Vera Brittain's "Testament of Youth", her account of her service as a Voluntary Aid Detachment nurse during the First World War, is a classic of its period and subject matter, and rightly so.
Anyone wanting to read beyond that into the history of medical services in the Great War should discover for themselves the remarkable Dr. Elsie Inglis (1864-1917).
She was Edinburgh's foremost woman doctor in the early years of the twentieth century, founding a hospital for the poor and becoming a noted campaigner for women's suffrage. At the outbreak of the war she went to Edinburgh Castle to offer her services to the Royal Army Medical Corps, only to be told, famously, "My good lady, go home and sit still!"
Elsie was undeterred. With the support of like-minded friends and associates, she set up the Scottish Women's Hospitals, battlefield hospitals run entirely by women at the front lines across Europe. It was not the sole organisation of its type but it was the largest and best known, and Elsie was in the thick of things working in the field as a surgeon and leading her teams tirelessly and with a selfless sense of purpose.
When she died of cancer in 1917, barely two days after returning to Britain from Serbia via Russia, public reaction was intense. Her body lay in state at St. Giles' Cathedral before a funeral procession took her through the city to her place of burial; thousands lined the route and young children were held up on their parents' shoulders so they could say they too had been there to pay their respects to Dr. Elsie.

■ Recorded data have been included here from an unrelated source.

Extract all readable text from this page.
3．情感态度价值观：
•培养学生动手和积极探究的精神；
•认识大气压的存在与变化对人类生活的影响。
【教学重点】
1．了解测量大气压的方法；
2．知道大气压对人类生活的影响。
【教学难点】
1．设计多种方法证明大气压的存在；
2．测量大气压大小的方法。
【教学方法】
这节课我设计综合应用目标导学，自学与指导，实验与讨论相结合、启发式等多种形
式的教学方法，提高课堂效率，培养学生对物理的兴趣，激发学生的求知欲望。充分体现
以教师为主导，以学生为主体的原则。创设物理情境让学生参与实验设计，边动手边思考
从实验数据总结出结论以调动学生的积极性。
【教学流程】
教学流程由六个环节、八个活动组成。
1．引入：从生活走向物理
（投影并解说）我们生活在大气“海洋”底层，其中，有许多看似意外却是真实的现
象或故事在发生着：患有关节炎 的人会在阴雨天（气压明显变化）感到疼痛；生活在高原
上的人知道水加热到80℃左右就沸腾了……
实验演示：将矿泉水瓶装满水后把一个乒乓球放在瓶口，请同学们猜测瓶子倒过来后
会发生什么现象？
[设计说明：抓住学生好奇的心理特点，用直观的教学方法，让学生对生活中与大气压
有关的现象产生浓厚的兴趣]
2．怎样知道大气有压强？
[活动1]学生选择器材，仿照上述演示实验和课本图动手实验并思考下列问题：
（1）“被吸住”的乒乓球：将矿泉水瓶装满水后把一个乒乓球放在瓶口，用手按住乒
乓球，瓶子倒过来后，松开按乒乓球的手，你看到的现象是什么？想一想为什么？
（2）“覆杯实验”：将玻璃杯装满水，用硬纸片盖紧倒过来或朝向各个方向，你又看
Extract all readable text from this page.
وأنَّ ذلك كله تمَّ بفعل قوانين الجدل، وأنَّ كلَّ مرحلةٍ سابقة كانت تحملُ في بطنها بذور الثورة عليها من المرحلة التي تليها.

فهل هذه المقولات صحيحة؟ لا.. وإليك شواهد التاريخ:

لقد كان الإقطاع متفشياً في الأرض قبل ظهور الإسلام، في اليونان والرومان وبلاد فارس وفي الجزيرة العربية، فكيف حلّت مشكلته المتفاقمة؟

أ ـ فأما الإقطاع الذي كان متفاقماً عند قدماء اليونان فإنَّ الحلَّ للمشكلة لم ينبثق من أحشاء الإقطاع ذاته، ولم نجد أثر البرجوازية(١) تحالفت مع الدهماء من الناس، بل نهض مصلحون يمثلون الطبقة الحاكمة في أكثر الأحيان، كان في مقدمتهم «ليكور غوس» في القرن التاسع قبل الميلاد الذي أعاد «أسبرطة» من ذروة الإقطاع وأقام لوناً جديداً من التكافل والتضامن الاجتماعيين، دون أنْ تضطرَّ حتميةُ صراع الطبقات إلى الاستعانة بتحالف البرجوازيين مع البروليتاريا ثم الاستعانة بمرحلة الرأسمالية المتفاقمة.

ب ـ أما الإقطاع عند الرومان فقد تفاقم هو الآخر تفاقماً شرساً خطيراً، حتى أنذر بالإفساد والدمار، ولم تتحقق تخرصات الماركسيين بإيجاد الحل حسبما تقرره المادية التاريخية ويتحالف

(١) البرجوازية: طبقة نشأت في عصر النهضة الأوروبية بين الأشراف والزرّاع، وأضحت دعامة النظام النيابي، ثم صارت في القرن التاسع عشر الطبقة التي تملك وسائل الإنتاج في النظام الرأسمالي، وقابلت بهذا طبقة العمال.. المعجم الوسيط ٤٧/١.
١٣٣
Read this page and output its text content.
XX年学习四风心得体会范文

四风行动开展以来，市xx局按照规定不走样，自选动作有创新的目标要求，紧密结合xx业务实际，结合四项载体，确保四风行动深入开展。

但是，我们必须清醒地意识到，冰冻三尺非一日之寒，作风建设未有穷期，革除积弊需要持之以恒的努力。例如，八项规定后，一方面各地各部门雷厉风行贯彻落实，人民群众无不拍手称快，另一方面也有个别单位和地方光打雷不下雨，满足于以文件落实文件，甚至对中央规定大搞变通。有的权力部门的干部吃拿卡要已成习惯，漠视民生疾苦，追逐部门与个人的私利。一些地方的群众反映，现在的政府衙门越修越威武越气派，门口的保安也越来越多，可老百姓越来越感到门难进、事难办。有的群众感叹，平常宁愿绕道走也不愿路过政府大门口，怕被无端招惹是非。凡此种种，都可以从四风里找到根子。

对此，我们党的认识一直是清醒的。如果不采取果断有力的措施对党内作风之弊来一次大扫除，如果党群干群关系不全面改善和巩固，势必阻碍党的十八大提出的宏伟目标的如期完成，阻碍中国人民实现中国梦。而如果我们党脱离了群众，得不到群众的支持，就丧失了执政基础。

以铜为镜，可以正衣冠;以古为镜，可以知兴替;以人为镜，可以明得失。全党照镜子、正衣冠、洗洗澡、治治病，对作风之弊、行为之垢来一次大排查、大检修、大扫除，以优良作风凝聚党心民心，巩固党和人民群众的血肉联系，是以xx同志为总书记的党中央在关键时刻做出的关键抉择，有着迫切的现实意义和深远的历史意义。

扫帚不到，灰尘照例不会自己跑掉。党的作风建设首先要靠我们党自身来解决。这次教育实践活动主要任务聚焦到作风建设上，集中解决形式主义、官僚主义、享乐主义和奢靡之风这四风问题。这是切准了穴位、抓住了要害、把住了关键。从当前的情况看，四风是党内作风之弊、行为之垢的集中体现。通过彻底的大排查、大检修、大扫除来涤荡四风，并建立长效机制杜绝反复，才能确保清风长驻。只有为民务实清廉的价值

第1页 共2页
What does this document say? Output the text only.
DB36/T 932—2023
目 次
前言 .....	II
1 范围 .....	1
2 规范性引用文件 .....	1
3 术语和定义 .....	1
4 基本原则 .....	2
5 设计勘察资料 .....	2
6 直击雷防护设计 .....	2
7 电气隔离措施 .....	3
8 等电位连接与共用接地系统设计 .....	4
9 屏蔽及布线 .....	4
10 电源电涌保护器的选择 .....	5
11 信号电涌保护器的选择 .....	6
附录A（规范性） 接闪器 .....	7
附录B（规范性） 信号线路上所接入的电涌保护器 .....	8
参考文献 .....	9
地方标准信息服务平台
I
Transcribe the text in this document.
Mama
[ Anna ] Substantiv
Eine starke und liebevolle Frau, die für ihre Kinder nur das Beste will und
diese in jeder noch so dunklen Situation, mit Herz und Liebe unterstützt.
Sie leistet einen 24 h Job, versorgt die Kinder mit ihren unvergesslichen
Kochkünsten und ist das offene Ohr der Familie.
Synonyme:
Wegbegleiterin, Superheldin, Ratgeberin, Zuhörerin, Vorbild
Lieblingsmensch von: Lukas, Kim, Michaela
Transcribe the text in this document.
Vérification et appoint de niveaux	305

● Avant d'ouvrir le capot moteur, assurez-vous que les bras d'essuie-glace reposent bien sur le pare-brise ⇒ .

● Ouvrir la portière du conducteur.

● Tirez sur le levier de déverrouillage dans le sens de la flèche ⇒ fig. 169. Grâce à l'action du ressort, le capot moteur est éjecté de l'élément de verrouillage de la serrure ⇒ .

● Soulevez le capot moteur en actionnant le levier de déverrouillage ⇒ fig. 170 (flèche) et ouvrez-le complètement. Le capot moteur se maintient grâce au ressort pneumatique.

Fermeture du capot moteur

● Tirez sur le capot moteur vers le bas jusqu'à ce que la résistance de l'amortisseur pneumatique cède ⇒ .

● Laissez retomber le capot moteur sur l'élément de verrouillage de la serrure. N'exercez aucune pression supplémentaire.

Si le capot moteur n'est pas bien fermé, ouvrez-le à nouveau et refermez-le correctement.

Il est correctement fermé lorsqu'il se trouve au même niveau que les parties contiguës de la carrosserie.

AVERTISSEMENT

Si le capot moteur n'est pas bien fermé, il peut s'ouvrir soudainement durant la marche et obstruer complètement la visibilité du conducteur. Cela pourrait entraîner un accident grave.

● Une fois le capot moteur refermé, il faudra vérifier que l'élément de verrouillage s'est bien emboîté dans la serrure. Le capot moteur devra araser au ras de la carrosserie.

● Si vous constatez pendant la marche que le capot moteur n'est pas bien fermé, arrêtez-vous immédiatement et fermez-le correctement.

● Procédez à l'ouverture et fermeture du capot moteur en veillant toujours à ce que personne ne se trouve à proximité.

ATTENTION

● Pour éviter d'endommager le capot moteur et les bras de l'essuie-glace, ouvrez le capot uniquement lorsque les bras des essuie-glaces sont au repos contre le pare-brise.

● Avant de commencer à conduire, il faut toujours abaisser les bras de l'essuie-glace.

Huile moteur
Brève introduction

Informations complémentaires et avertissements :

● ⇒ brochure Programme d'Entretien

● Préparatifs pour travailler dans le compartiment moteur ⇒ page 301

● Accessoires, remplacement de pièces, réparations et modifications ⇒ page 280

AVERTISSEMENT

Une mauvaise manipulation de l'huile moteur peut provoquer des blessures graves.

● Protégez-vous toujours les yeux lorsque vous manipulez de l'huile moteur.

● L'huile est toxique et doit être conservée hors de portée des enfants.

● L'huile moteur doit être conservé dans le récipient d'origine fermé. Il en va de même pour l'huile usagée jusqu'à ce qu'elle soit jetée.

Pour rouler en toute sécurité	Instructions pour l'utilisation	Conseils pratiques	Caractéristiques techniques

Leah Leneman describes her thus: " ...she was a heroine of a very British kind, her virtues those of a devotion to duty and a keen sense of responsibility. She had endured hardships and privations uncomplainingly in pursuit of her mission to succour the sick and wounded....Her appeal was truly international. There was her sympathy and compassion ... her vision and inspiration, her courage and energy. All these were greatly mourned and missed when she died."
Her name lives on in the city today, though few people even here have much idea of exactly who she was and what she did. It is time that changed.
A timely reminder of the vital work done by some heroic women in mitigating the horrors of wars waged primarily by men.
Posted by: Peter the flautist | 13 November 2006 at 09:04 PM
Karen, I keep intending to read Vera Brittain, and now must add the book about Dr. Inglis to the list. I just can't get over how little we hear about WWI in the US these days.